El problema de esto era que viajaban con lo justo y necesario, por lo que de arribar ahí implicaría quedar varados. Rápidamente Nelson cambió el plan de vuelo y encaró para una isla conocida como Grand Turk. Jamás habían escuchado nombrarla, pero era su única opción, dadas las condiciones. Desde el aire podían ver la isla entera, y el aeropuerto era tan pequeño que la pista comenzaba y terminaba en el mar. Esta vez el copiloto tuvo una comunicación más fluida y el aterrizaje fue mejor de lo que esperaba. De todas maneras, la gente del lugar era poco amigable y hubo una discusión con una oficial de aduana, porque la mujer quería que abran una caja amarilla que traían en el avión. El problema era que esa caja amarilla era un bote salvavidas, y si lo abrían no podrían volverlo a cerrar. Luego de un montón de idas y vueltas que deberían haber sido evitadas con un poco de sentido común y buena voluntad, el problema se solucionó y la caja permaneció cerrada. Ya con combustible en el avión, aún quedaba un tema por resolver: pedir permiso a los Estados Unidos para entrar a su espacio aéreo. Era necesario llamar por teléfono, así que los aventureros, que ya casi no se hablaban, pidieron un taxi y fueron a un locutorio. Así fue que mi primo pudo ver un poco más del pueblo que había en la isla y la terrible pobreza que imperaba, la cual sin duda había tenido un gran impacto en la hostilidad hacia los extraños que se percibía en el aeropuerto. Los teléfonos para comunicarse, al igual que el resto del lugar, parecían al margen de la modernidad. Todo era un viaje al pasado.

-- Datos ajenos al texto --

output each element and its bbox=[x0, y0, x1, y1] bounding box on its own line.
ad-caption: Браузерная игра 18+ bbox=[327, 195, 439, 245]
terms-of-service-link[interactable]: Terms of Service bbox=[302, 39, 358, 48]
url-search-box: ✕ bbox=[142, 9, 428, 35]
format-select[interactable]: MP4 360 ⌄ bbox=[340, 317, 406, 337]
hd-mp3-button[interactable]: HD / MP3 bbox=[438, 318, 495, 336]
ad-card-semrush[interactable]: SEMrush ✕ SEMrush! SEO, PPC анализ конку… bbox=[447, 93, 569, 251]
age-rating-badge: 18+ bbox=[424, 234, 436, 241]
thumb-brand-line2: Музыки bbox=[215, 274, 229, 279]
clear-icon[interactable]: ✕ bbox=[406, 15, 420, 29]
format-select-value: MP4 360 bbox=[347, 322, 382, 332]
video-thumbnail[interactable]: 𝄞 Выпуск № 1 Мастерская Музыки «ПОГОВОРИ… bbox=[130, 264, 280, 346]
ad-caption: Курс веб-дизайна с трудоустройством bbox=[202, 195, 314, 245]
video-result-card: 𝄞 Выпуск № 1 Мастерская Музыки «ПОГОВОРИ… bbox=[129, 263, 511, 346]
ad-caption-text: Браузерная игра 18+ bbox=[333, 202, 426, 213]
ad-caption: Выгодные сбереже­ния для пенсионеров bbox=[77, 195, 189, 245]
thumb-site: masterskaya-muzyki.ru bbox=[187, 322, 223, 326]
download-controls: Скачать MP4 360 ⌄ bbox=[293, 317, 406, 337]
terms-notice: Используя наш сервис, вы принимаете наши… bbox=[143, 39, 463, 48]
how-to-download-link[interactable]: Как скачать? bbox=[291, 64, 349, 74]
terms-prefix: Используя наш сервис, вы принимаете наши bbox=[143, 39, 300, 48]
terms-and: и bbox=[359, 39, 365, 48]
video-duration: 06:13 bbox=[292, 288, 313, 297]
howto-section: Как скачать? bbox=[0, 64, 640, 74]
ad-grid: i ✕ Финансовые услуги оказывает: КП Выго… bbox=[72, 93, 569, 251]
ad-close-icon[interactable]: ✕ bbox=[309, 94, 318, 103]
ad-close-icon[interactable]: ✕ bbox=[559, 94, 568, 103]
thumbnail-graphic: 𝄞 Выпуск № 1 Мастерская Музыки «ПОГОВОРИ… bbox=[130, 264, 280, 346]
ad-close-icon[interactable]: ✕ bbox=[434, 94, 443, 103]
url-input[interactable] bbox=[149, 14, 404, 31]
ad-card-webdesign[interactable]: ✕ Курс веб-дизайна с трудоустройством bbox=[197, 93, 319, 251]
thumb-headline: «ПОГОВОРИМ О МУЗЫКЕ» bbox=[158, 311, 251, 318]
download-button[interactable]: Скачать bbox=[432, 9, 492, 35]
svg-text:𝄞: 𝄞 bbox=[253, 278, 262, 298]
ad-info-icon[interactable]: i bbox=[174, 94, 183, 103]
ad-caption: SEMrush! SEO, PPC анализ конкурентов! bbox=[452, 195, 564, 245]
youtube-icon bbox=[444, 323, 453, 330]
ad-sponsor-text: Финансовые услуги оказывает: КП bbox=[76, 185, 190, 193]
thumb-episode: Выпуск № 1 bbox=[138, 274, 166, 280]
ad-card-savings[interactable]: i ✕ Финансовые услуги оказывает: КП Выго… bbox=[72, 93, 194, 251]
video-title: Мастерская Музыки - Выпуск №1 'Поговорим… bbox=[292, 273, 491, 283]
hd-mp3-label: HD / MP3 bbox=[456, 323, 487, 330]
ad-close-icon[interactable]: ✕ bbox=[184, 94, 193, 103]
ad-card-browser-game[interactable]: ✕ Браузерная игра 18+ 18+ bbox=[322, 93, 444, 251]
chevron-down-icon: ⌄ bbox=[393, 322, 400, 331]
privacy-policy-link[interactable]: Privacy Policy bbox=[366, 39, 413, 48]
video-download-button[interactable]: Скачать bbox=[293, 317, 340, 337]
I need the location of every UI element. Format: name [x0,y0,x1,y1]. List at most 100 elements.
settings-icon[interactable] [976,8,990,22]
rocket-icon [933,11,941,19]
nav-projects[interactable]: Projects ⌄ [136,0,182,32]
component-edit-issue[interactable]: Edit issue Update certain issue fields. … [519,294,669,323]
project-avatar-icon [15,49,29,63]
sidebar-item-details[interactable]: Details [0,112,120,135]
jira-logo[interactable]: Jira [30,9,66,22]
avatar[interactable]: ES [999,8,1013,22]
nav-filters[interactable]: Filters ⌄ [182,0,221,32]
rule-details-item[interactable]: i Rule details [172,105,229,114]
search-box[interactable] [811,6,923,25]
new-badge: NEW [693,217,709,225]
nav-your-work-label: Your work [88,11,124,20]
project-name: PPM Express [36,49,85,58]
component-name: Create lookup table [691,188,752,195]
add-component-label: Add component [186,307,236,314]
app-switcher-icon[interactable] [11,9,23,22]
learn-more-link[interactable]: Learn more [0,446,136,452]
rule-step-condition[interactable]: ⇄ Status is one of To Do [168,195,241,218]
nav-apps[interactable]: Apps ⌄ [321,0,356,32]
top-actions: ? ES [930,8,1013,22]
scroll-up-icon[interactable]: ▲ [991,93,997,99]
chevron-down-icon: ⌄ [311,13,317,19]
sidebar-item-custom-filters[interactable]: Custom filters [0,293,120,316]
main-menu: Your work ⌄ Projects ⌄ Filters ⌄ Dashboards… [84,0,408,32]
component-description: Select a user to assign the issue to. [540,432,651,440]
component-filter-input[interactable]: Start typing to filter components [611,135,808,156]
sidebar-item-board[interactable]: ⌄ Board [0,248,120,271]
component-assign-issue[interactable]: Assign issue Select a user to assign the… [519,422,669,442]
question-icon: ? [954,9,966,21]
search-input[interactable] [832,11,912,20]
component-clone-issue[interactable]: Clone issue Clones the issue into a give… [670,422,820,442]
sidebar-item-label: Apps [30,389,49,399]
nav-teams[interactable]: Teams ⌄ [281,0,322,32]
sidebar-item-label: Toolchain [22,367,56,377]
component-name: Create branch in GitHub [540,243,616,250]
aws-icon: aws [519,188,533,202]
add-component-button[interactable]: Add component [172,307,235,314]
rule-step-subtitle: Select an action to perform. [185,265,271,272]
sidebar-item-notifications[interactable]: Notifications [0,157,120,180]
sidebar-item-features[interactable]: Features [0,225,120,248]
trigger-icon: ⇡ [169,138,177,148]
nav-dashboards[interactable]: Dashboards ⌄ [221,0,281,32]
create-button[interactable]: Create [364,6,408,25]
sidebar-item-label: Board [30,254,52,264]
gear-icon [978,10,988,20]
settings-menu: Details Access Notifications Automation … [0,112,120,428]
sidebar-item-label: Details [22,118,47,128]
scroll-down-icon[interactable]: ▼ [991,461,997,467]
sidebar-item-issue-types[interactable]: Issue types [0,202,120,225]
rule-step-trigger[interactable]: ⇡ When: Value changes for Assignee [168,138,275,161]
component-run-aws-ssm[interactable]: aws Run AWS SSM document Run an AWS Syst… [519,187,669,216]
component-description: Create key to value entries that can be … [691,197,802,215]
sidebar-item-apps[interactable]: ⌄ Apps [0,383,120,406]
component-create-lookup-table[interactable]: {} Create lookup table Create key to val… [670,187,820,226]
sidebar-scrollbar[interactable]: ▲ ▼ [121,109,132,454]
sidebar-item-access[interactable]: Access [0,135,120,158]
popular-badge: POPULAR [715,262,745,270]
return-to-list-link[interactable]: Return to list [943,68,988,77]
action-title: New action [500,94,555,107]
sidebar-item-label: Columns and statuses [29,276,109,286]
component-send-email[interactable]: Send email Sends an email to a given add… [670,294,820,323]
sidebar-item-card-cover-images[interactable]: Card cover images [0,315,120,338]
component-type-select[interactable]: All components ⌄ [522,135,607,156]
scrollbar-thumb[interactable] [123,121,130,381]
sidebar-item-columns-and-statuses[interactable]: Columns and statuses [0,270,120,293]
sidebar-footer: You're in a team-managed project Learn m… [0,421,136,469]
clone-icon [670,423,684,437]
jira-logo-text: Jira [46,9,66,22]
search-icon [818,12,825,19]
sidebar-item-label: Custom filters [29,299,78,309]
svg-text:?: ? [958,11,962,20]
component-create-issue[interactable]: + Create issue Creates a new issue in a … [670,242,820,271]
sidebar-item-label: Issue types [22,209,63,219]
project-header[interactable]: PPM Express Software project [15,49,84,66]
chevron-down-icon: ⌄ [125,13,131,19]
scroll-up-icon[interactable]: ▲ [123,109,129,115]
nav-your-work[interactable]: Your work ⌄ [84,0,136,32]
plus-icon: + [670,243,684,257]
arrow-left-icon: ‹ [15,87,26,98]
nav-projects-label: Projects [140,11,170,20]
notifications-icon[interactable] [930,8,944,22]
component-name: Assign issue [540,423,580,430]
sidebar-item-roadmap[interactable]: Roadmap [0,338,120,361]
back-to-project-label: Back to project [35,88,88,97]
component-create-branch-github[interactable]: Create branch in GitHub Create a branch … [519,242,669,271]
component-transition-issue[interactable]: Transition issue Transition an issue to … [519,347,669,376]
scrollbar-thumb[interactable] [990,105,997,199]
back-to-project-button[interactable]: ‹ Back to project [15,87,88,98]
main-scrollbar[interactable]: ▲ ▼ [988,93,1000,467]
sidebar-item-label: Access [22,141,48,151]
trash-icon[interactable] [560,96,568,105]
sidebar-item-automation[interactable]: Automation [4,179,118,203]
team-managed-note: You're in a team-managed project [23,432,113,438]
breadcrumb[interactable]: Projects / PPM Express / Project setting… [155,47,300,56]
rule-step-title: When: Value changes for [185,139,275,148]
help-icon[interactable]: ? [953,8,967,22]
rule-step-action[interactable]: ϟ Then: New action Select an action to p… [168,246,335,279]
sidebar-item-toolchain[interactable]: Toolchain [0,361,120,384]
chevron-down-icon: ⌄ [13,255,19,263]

Tras conseguir el permiso, ni bien el adolescente cuelga el teléfono, suena una alarma y se desata un caos. Entre los ruidos incesantes, la gente gritando y haciendo ademanes incomprensibles, y el fastidio que ya tenían por el viaje realizado y por realizar, tanto mi primo como mi abuelo salieron corriendo del lugar. En el viaje de regreso al aeropuerto, charlando con la conductora, se enteran que en realidad habían ganado un premio y que la gente estaba festejando. Nunca sabremos qué ganaron porque las ganas de salir de ese lugar no les permitieron replantearse volver a reclamarlo. Ya en camino a Estados Unidos mi primo sentía que lo peor aún estaba por venir, pero que por lo menos estaban en tiempo de descuento. Habían recorrido gran parte del tramo y les quedaban cuatro paradas más hasta llegar a destino final. Intentando agarrarse férreamente a ese aliciente, el adolescente no pudo evitar tener una pequeña crisis al aterrizar en Miami. Una vez más, discusiones con mi abuelo hicieron que se llegue al punto de que el sexagenario plantee seguir el viaje por su cuenta, mientras el otro se volvía a Argentina. Una idea más irracional que este trabajo en sí mismo, pero aún así prácticamente una realidad. Mi primo, a pesar de sus ganas de desaparecer, comprendió que el planteo no era más que la manifestación de un ser igual o más desesperado que él. No podía bajarse de ésta, tenía una responsabilidad que cumplir. La relación estaba quebrada, pero si hay algo que define a ambos es la voluntad. La noche en Miami fue un antes y un después, en el que se definió el compromiso de terminar lo que se empezó. El último día llegó temprano, al igual que los anteriores.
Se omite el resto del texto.